DeleteAnyway, while some parts of Frontierland do depict a desert environment, it's by no means the only or even the dominant theme for the whole area. Literal, liquid water plays an important role in nearly all of its attractions. The Mark Twain, Columbia, and canoes circle the river, while the rafts cross it. Big Thunder Mountain--which is definitely a desert setting, make no mistake--has its pools and sluices and the little squirting jets under the dinosaur skeleton.
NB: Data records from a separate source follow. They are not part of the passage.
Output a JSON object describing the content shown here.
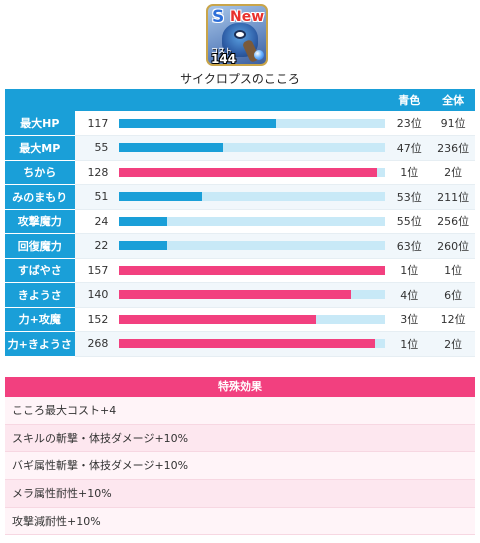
{
  "card": {
    "rank": "S",
    "badge": "New",
    "cost_label": "コスト",
    "cost_value": "144",
    "name": "サイクロプスのこころ"
  },
  "colors": {
    "header_blue": "#1a9fd8",
    "bar_blue": "#1a9fd8",
    "bar_pink": "#f2407f",
    "bar_track": "#c8e9f7"
  },
  "table": {
    "col_color_rank": "青色",
    "col_overall_rank": "全体",
    "rows": [
      {
        "label": "最大HP",
        "value": "117",
        "bar_percent": 59,
        "bar_color": "blue",
        "color_rank": "23位",
        "overall_rank": "91位"
      },
      {
        "label": "最大MP",
        "value": "55",
        "bar_percent": 39,
        "bar_color": "blue",
        "color_rank": "47位",
        "overall_rank": "236位"
      },
      {
        "label": "ちから",
        "value": "128",
        "bar_percent": 97,
        "bar_color": "pink",
        "color_rank": "1位",
        "overall_rank": "2位"
      },
      {
        "label": "みのまもり",
        "value": "51",
        "bar_percent": 31,
        "bar_color": "blue",
        "color_rank": "53位",
        "overall_rank": "211位"
      },
      {
        "label": "攻撃魔力",
        "value": "24",
        "bar_percent": 18,
        "bar_color": "blue",
        "color_rank": "55位",
        "overall_rank": "256位"
      },
      {
        "label": "回復魔力",
        "value": "22",
        "bar_percent": 18,
        "bar_color": "blue",
        "color_rank": "63位",
        "overall_rank": "260位"
      },
      {
        "label": "すばやさ",
        "value": "157",
        "bar_percent": 100,
        "bar_color": "pink",
        "color_rank": "1位",
        "overall_rank": "1位"
      },
      {
        "label": "きようさ",
        "value": "140",
        "bar_percent": 87,
        "bar_color": "pink",
        "color_rank": "4位",
        "overall_rank": "6位"
      },
      {
        "label": "力+攻魔",
        "value": "152",
        "bar_percent": 74,
        "bar_color": "pink",
        "color_rank": "3位",
        "overall_rank": "12位"
      },
      {
        "label": "力+きようさ",
        "value": "268",
        "bar_percent": 96,
        "bar_color": "pink",
        "color_rank": "1位",
        "overall_rank": "2位"
      }
    ]
  },
  "special": {
    "title": "特殊効果",
    "effects": [
      "こころ最大コスト+4",
      "スキルの斬撃・体技ダメージ+10%",
      "バギ属性斬撃・体技ダメージ+10%",
      "メラ属性耐性+10%",
      "攻撃減耐性+10%"
    ]
  }
}
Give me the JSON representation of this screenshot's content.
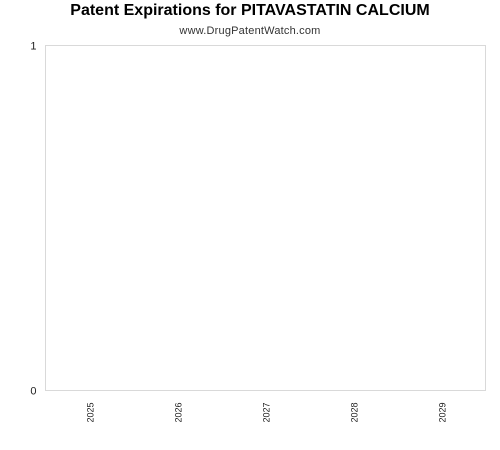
{
  "chart_data": {
    "type": "bar",
    "title": "Patent Expirations for PITAVASTATIN CALCIUM",
    "subtitle": "www.DrugPatentWatch.com",
    "categories": [
      "2025",
      "2026",
      "2027",
      "2028",
      "2029"
    ],
    "values": [
      0,
      0,
      0,
      0,
      0
    ],
    "xlabel": "",
    "ylabel": "",
    "ylim": [
      0,
      1
    ],
    "y_ticks": [
      "0",
      "1"
    ],
    "grid": false,
    "legend": "none",
    "colors": {
      "plot_border": "#d9d9d9",
      "axis_text": "#222222",
      "bar": "#4a7bb7"
    }
  }
}
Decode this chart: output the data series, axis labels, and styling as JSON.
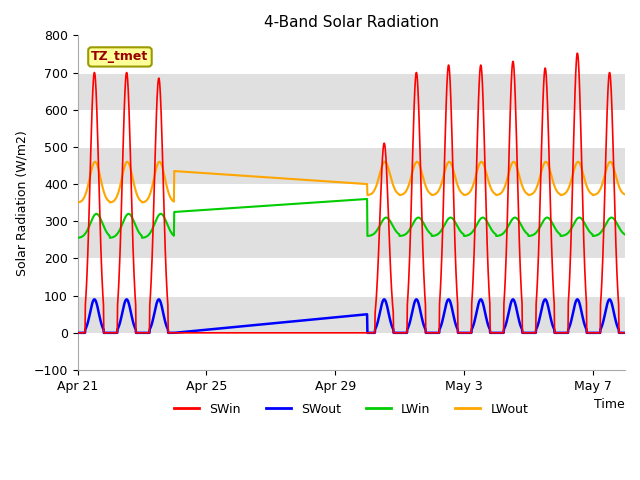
{
  "title": "4-Band Solar Radiation",
  "ylabel": "Solar Radiation (W/m2)",
  "xlabel": "Time",
  "ylim": [
    -100,
    800
  ],
  "label_text": "TZ_tmet",
  "series_colors": {
    "SWin": "#ff0000",
    "SWout": "#0000ff",
    "LWin": "#00cc00",
    "LWout": "#ffa500"
  },
  "xtick_labels": [
    "Apr 21",
    "Apr 25",
    "Apr 29",
    "May 3",
    "May 7"
  ],
  "title_fontsize": 11,
  "axis_fontsize": 9,
  "n_days": 17,
  "dt_hours": 0.25,
  "band_colors": [
    "#ffffff",
    "#e0e0e0"
  ],
  "band_edges": [
    -100,
    0,
    100,
    200,
    300,
    400,
    500,
    600,
    700,
    800
  ]
}
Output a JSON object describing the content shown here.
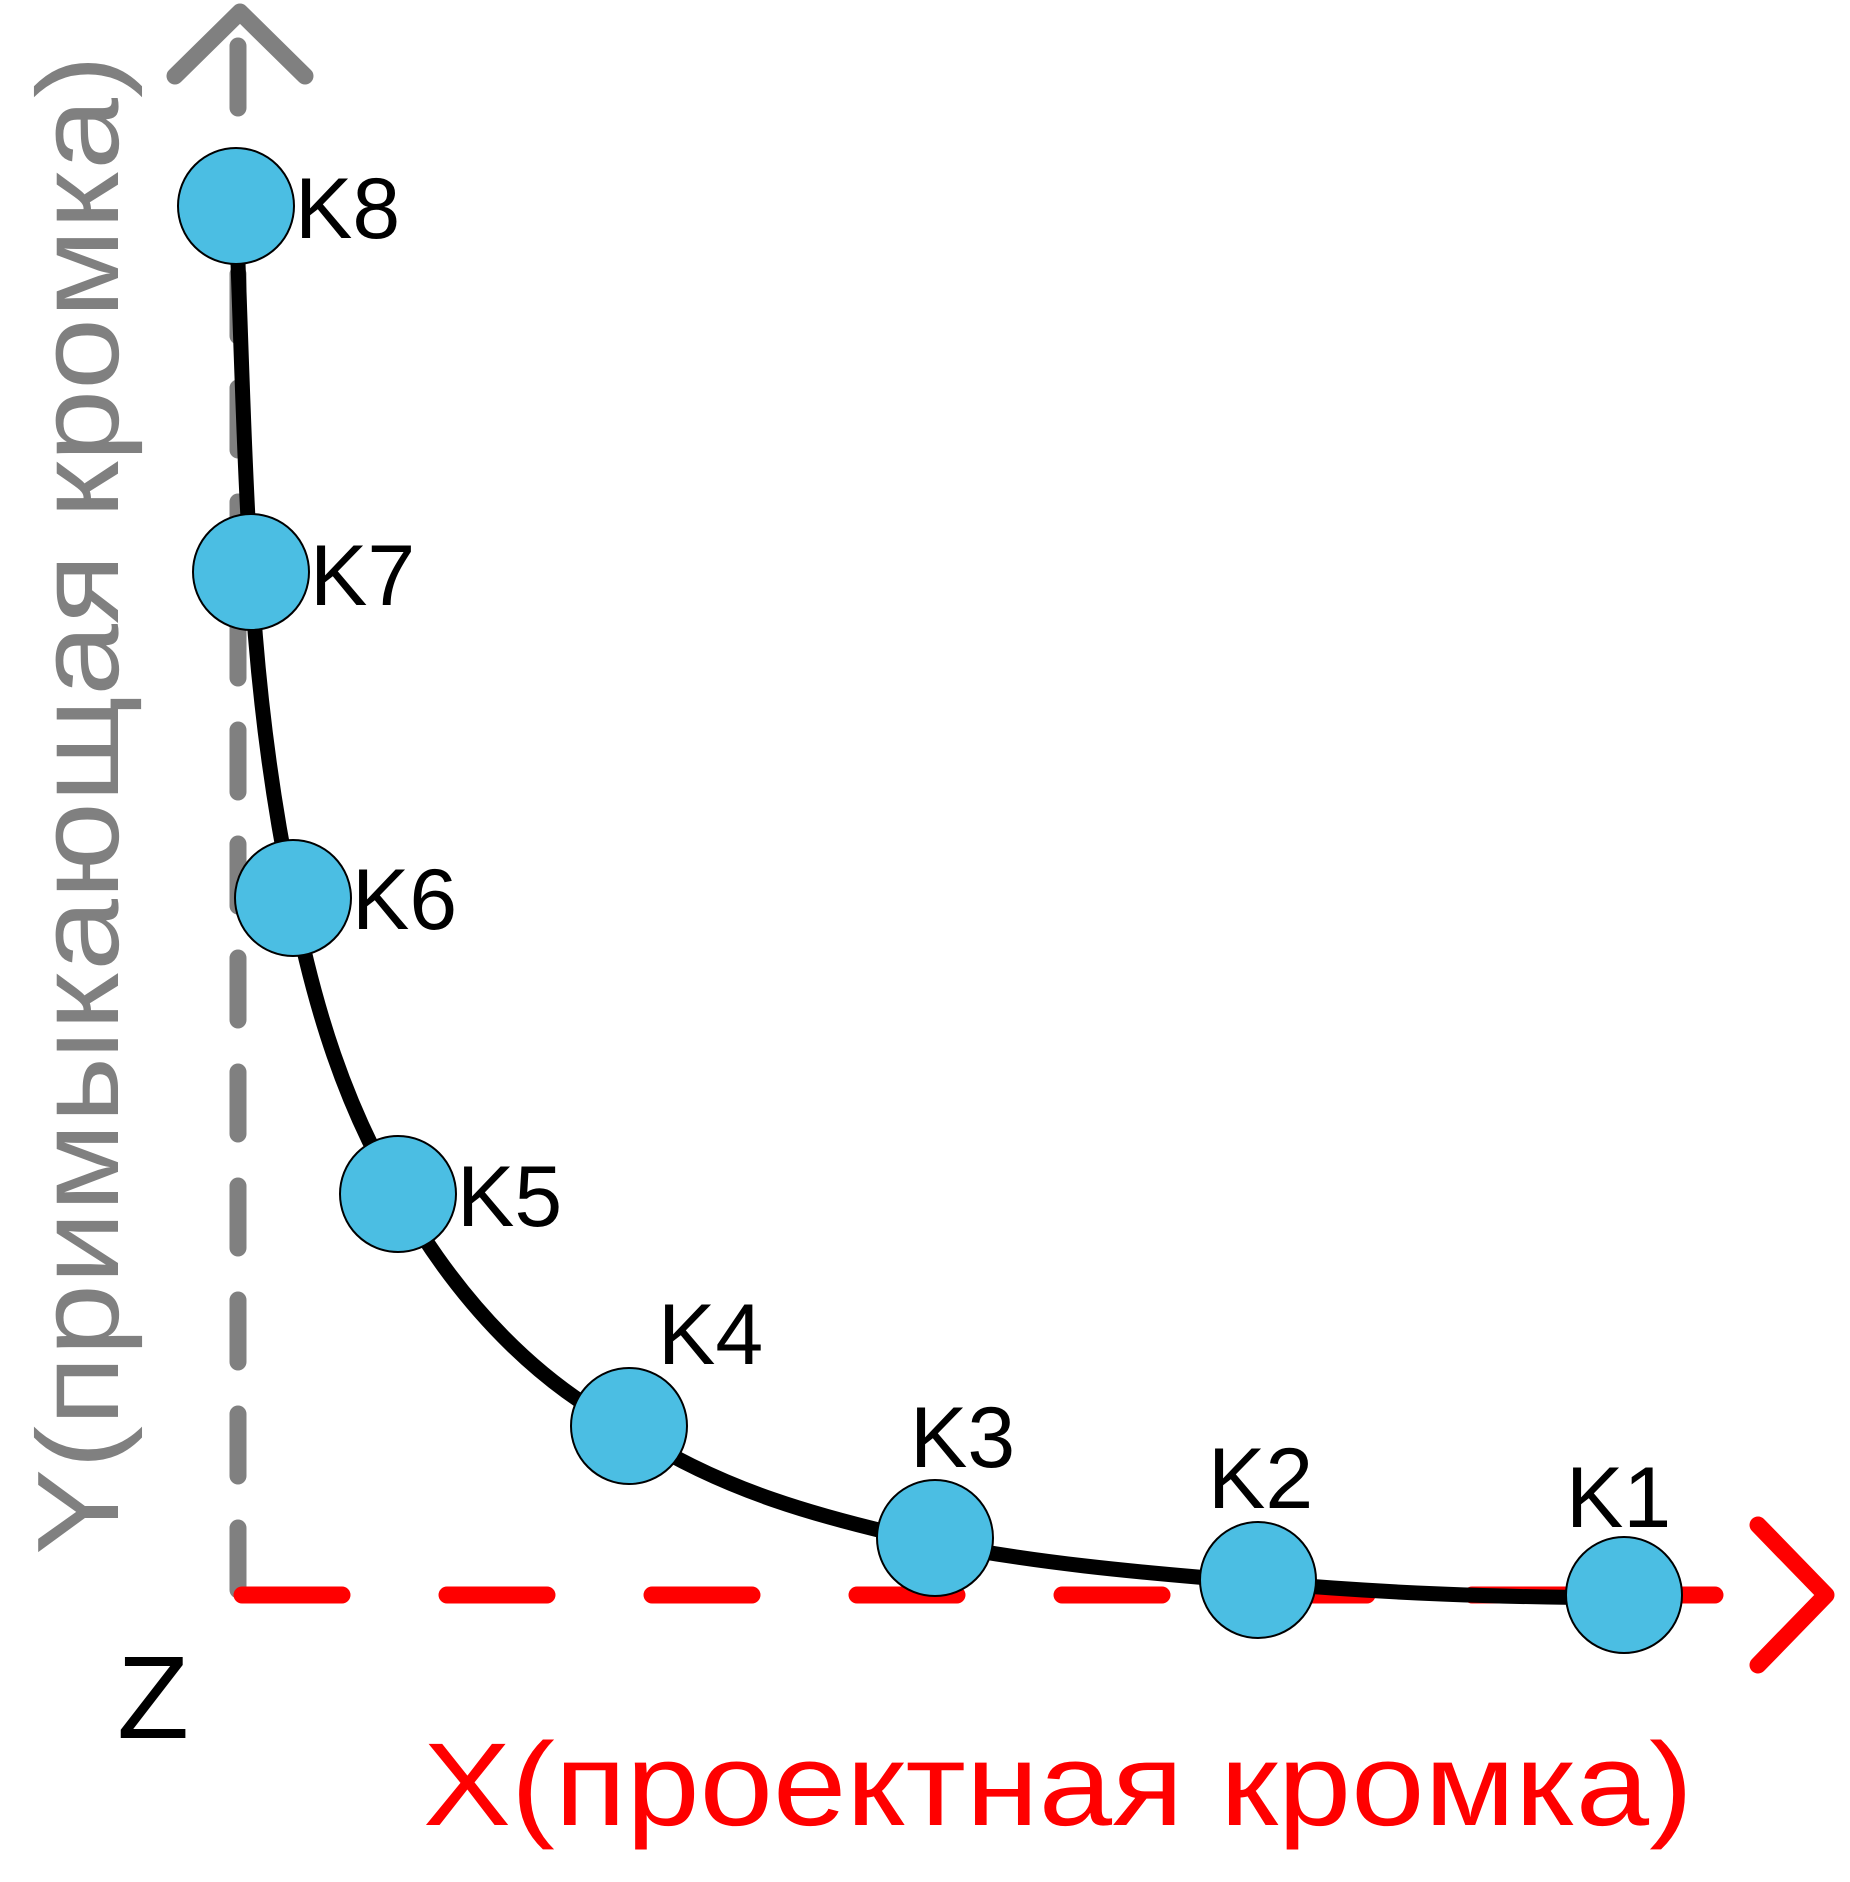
{
  "colors": {
    "x_axis": "#ff0000",
    "y_axis": "#808080",
    "curve": "#000000",
    "point_fill": "#4bbee3",
    "point_stroke": "#000000",
    "label": "#000000"
  },
  "axes": {
    "x_title": "X(проектная кромка)",
    "y_title": "Y(примыкающая кромка)",
    "origin_label": "Z"
  },
  "points": [
    {
      "label": "K1"
    },
    {
      "label": "K2"
    },
    {
      "label": "K3"
    },
    {
      "label": "K4"
    },
    {
      "label": "K5"
    },
    {
      "label": "K6"
    },
    {
      "label": "K7"
    },
    {
      "label": "K8"
    }
  ]
}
And the ranch has those banks of faucets for hand-washing before and after you visit the animals.
If you consider New Orleans Square and Critter Country to be "suburbs" of Frontierland (I don't really, but many people do), there's also Pirates of the Caribbean and Splash Mountain. There's open water all over the park, but Frontierland makes the most use of it for the largest percentage of attractions.
Thanks for commenting and keep reading!
Personally, I think of Critter Country as a suburb of Frontierland but I prefer to think of New Orleans Square as a suburb of Main Street.
DeleteI can see that...although it's awkward to have a "suburb" that's not directly connected to the main area.